А затем захлопнула дверь и вернулась на место.
– Давайте-ка я сам себя пропущу, – предложил Ричард.
– Я вас не слышу, – сообщила бывшая секретарша Дирка. – Как я вас услышу, если меня здесь нет?
Ричард сделал умиротворяющий жест, который был успешно проигнорирован, и прошел через приемную. Открыв дверь в кабинет, он удивился царившему там полумраку. Жалюзи были опущены, на стуле, откинувшись на спинку, развалился Дирк. На его лице играли тени от странного устройства из нескольких расставленных на столе предметов: серой велосипедной лампы, отбрасывающей бледный свет на негромко постукивающий метроном. К маятнику была привязана начищенная до блеска серебряная ложечка.
Ричард бросил на стол два коробка спичек.
– Садись, расслабься и смотри на ложку, – приказал Дирк. – Твои веки смыкаются…
У дома Ричарда, взвизгнув тормозами, остановилась еще одна полицейская машина. Угрюмого вида человек выбрался из нее, подошел к дежурившему у подъезда констеблю и помахал у него перед носом удостоверением.
– Инспектор Мейсон, уголовный розыск Кембриджшира, – представился он. – Здесь живет Ричард Макдафф?
Констебль кивнул и указал на боковую дверь с узкой лестницей, ведущей к квартире на верхнем этаже. Мейсон торопливо вошел в дом и тотчас вновь появился на улице.
– Там посреди лестницы стоит диван, – сообщил он констеблю. – Уберите.
– Уже пытались, сэр, – с тревогой ответил тот. – Похоже, он застрял. Все лазают прямо через него, сэр. Простите, сэр.
Мейсон пробуравил его еще одним мрачным взглядом из своего широкого, отработанного за долгие годы ассортимента: от самого недоброжелательного и угрюмого, чернее тучи, до смиренно-усталого и лишь немного мрачноватого – таким он одаривал своих детей в дни рождения.
– Уберите, – зловеще повторил он, снова вошел в дом, на ходу задирая полы пальто, чтобы перелезть через диван.
– Ну как, не нашли его? – осведомился водитель, вылезая из машины. – Сержант Джилкс, – представился он. Вид у него был утомленный.
– Насколько мне известно, нет, – изрек констебль, – но мне никто ничего не сообщает.
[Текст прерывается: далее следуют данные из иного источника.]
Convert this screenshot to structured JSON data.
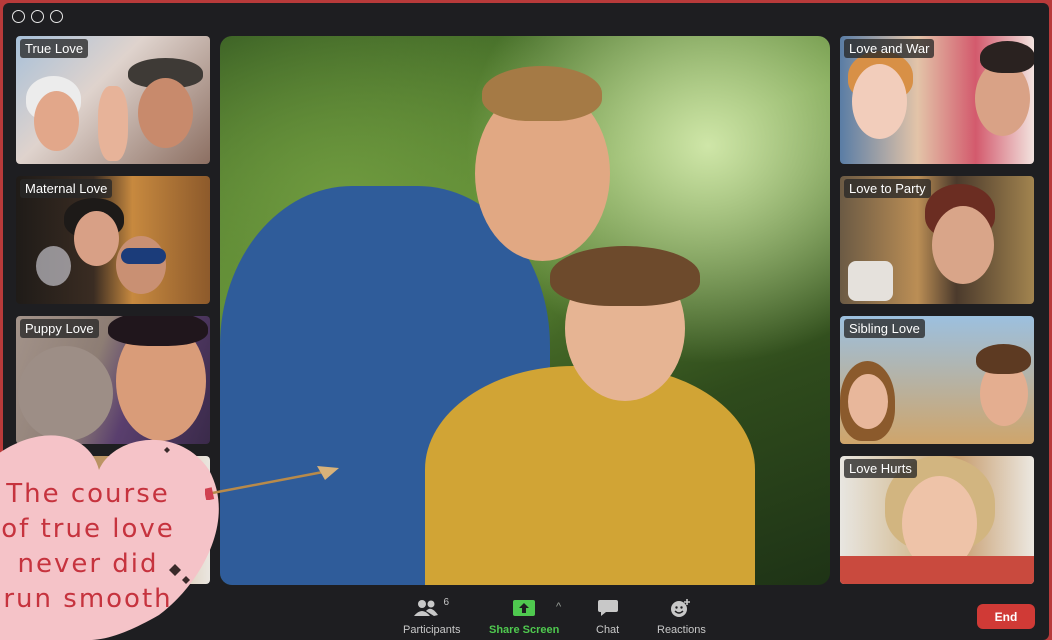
{
  "window": {
    "controls": [
      "close",
      "minimize",
      "zoom"
    ]
  },
  "tiles_left": [
    {
      "label": "True Love"
    },
    {
      "label": "Maternal Love"
    },
    {
      "label": "Puppy Love"
    }
  ],
  "tiles_right": [
    {
      "label": "Love and War"
    },
    {
      "label": "Love to Party"
    },
    {
      "label": "Sibling Love"
    },
    {
      "label": "Love Hurts"
    }
  ],
  "overlay": {
    "heart_lines": [
      "The course",
      "of true love",
      "never did",
      "run smooth"
    ],
    "heart_color": "#f5c3c8",
    "text_color": "#c6333e"
  },
  "toolbar": {
    "participants_label": "Participants",
    "participants_count": "6",
    "share_label": "Share Screen",
    "chat_label": "Chat",
    "reactions_label": "Reactions",
    "end_label": "End",
    "share_color": "#4fc94f",
    "end_color": "#d03a36"
  }
}
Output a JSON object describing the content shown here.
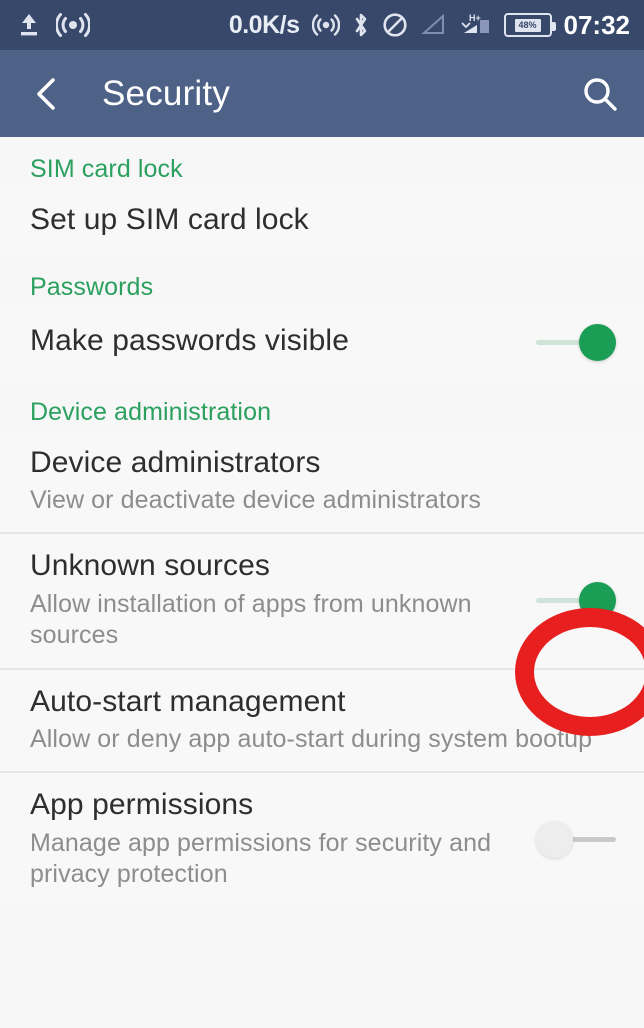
{
  "status_bar": {
    "network_speed": "0.0K/s",
    "clock": "07:32",
    "battery_percent": "48%",
    "icons": [
      "upload-arrow-icon",
      "broadcast-waves-icon",
      "hotspot-icon",
      "bluetooth-icon",
      "do-not-disturb-icon",
      "signal-empty-icon",
      "signal-hplus-icon",
      "battery-icon"
    ]
  },
  "app_bar": {
    "back_icon": "back-chevron-icon",
    "title": "Security",
    "search_icon": "search-icon"
  },
  "colors": {
    "status_bar_bg": "#37486b",
    "app_bar_bg": "#4e6287",
    "section_header_green": "#2ba05f",
    "toggle_on_green": "#1a9e55",
    "annotation_red": "#e81f1f",
    "page_bg": "#f7f7f7"
  },
  "sections": [
    {
      "header": "SIM card lock",
      "items": [
        {
          "title": "Set up SIM card lock",
          "subtitle": "",
          "toggle": null
        }
      ]
    },
    {
      "header": "Passwords",
      "items": [
        {
          "title": "Make passwords visible",
          "subtitle": "",
          "toggle": "on"
        }
      ]
    },
    {
      "header": "Device administration",
      "items": [
        {
          "title": "Device administrators",
          "subtitle": "View or deactivate device administrators",
          "toggle": null
        },
        {
          "title": "Unknown sources",
          "subtitle": "Allow installation of apps from unknown sources",
          "toggle": "on"
        },
        {
          "title": "Auto-start management",
          "subtitle": "Allow or deny app auto-start during system bootup",
          "toggle": null
        },
        {
          "title": "App permissions",
          "subtitle": "Manage app permissions for security and privacy protection",
          "toggle": "off"
        }
      ]
    }
  ],
  "annotation": {
    "shape": "red-circle-highlight",
    "target": "Unknown sources toggle"
  }
}
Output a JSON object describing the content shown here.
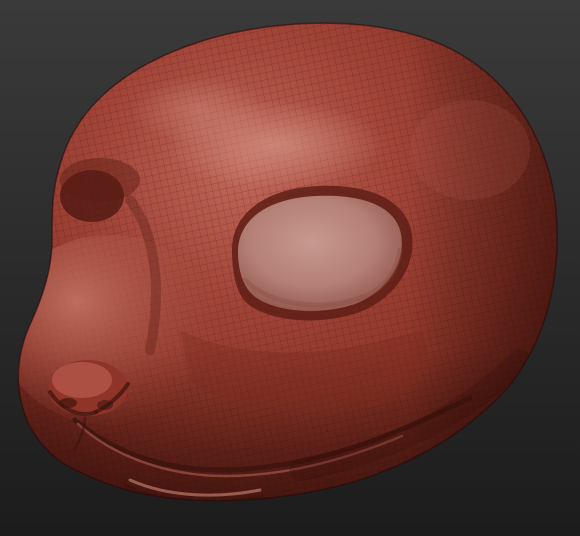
{
  "scene": {
    "subject": "head-sculpt",
    "colors": {
      "background_top": "#3a3a3a",
      "background_bottom": "#1c1c1c",
      "clay_highlight": "#c9857a",
      "clay_light": "#b25747",
      "clay_mid": "#94392b",
      "clay_dark": "#5e1f16",
      "clay_shadow": "#3b130d",
      "eye_socket": "#b87e75",
      "wireframe": "#2a0c08"
    }
  }
}
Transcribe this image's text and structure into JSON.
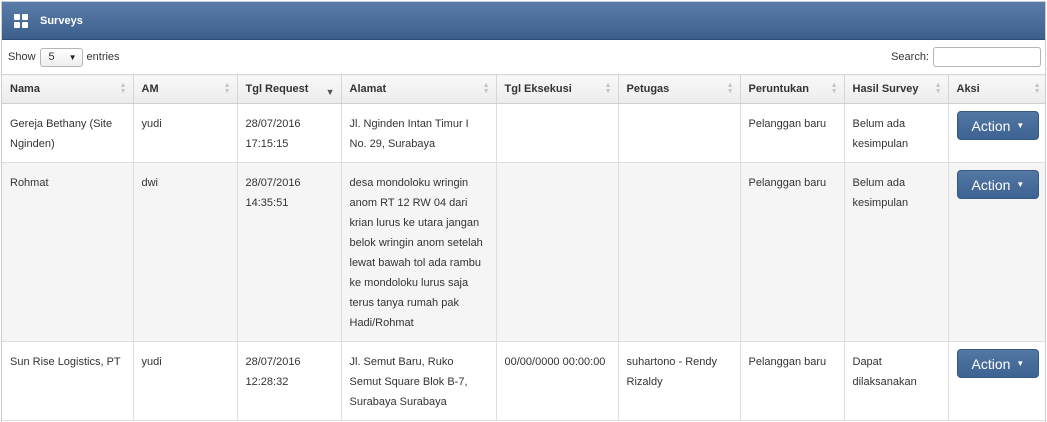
{
  "header": {
    "title": "Surveys",
    "icon": "grid-icon"
  },
  "toolbar": {
    "show_label": "Show",
    "length_value": "5",
    "entries_label": "entries",
    "search_label": "Search:",
    "search_value": ""
  },
  "columns": [
    "Nama",
    "AM",
    "Tgl Request",
    "Alamat",
    "Tgl Eksekusi",
    "Petugas",
    "Peruntukan",
    "Hasil Survey",
    "Aksi"
  ],
  "rows": [
    {
      "nama": "Gereja Bethany (Site Nginden)",
      "am": "yudi",
      "tgl_request": "28/07/2016 17:15:15",
      "alamat": "Jl. Nginden Intan Timur I No. 29, Surabaya",
      "tgl_eksekusi": "",
      "petugas": "",
      "peruntukan": "Pelanggan baru",
      "hasil_survey": "Belum ada kesimpulan",
      "action_label": "Action"
    },
    {
      "nama": "Rohmat",
      "am": "dwi",
      "tgl_request": "28/07/2016 14:35:51",
      "alamat": "desa mondoloku wringin anom RT 12 RW 04 dari krian lurus ke utara jangan belok wringin anom setelah lewat bawah tol ada rambu ke mondoloku lurus saja terus tanya rumah pak Hadi/Rohmat",
      "tgl_eksekusi": "",
      "petugas": "",
      "peruntukan": "Pelanggan baru",
      "hasil_survey": "Belum ada kesimpulan",
      "action_label": "Action"
    },
    {
      "nama": "Sun Rise Logistics, PT",
      "am": "yudi",
      "tgl_request": "28/07/2016 12:28:32",
      "alamat": "Jl. Semut Baru, Ruko Semut Square Blok B-7, Surabaya Surabaya",
      "tgl_eksekusi": "00/00/0000 00:00:00",
      "petugas": "suhartono - Rendy Rizaldy",
      "peruntukan": "Pelanggan baru",
      "hasil_survey": "Dapat dilaksanakan",
      "action_label": "Action"
    }
  ],
  "colors": {
    "header_bg": "#4a6c98",
    "button_bg": "#4a6d9a",
    "stripe": "#f5f5f5"
  }
}
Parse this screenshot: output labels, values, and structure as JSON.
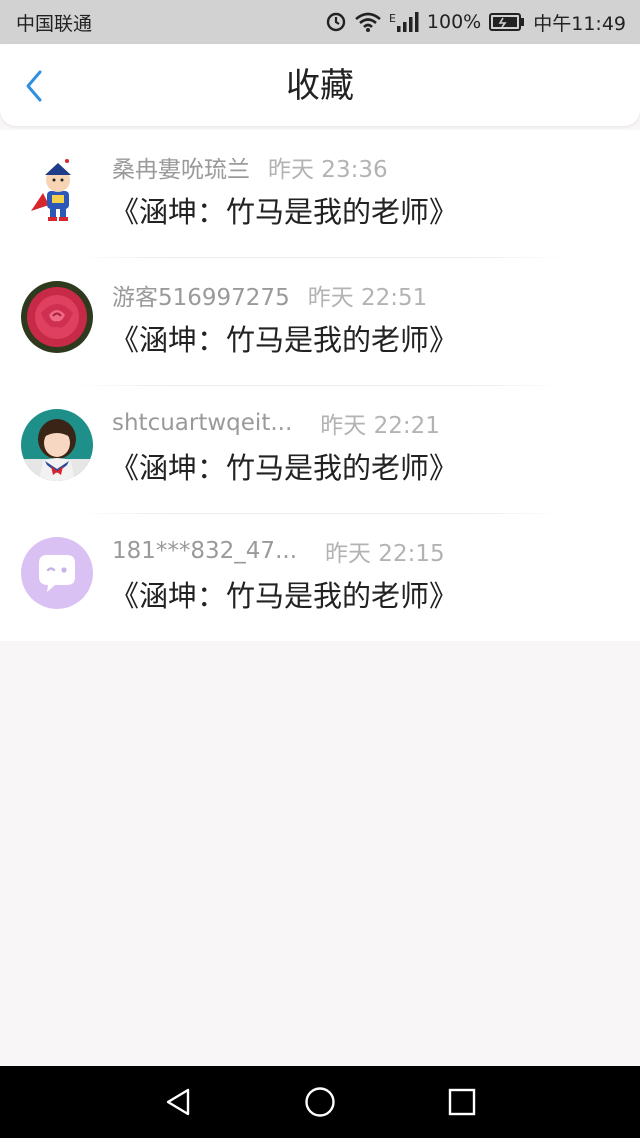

– Знаю, каково это, – поддержал водитель. – Стоит только вмешаться уголовному розыску, и тебя тут же заставят возить их туда-сюда. А я, между прочим, единственный, кто знает, как он выглядит. Я останавливал его на трассе сегодня ночью. Мы только что из дома Вэя. Там ужас что творится.
– Тяжелая выдалась ночь?
– И не говорите, чего только не произошло… То убийство, то какие-то лошади в ванной… У вас, я гляжу, такие же драндулеты, – добавил он и указал на автомобиль, в котором приехал сам. – Как же он меня бесит! Печку включаешь на полную, а все равно холодно. Радио врубается и вырубается, когда само захочет…
Глава 19
В это утро Майкл Вентон-Уикс проснулся в странном расположении духа.
Знай вы его достаточно близко, то догадались бы, что сегодня настроение его было странным в чрезвычайной степени, поскольку он и без того всегда казался слегка чокнутым. Впрочем, близко знали его немногие. Пожалуй, лишь мать. Но между ними теперь шла холодная война, и последние пару месяцев они друг с другом и словом не перекинулись.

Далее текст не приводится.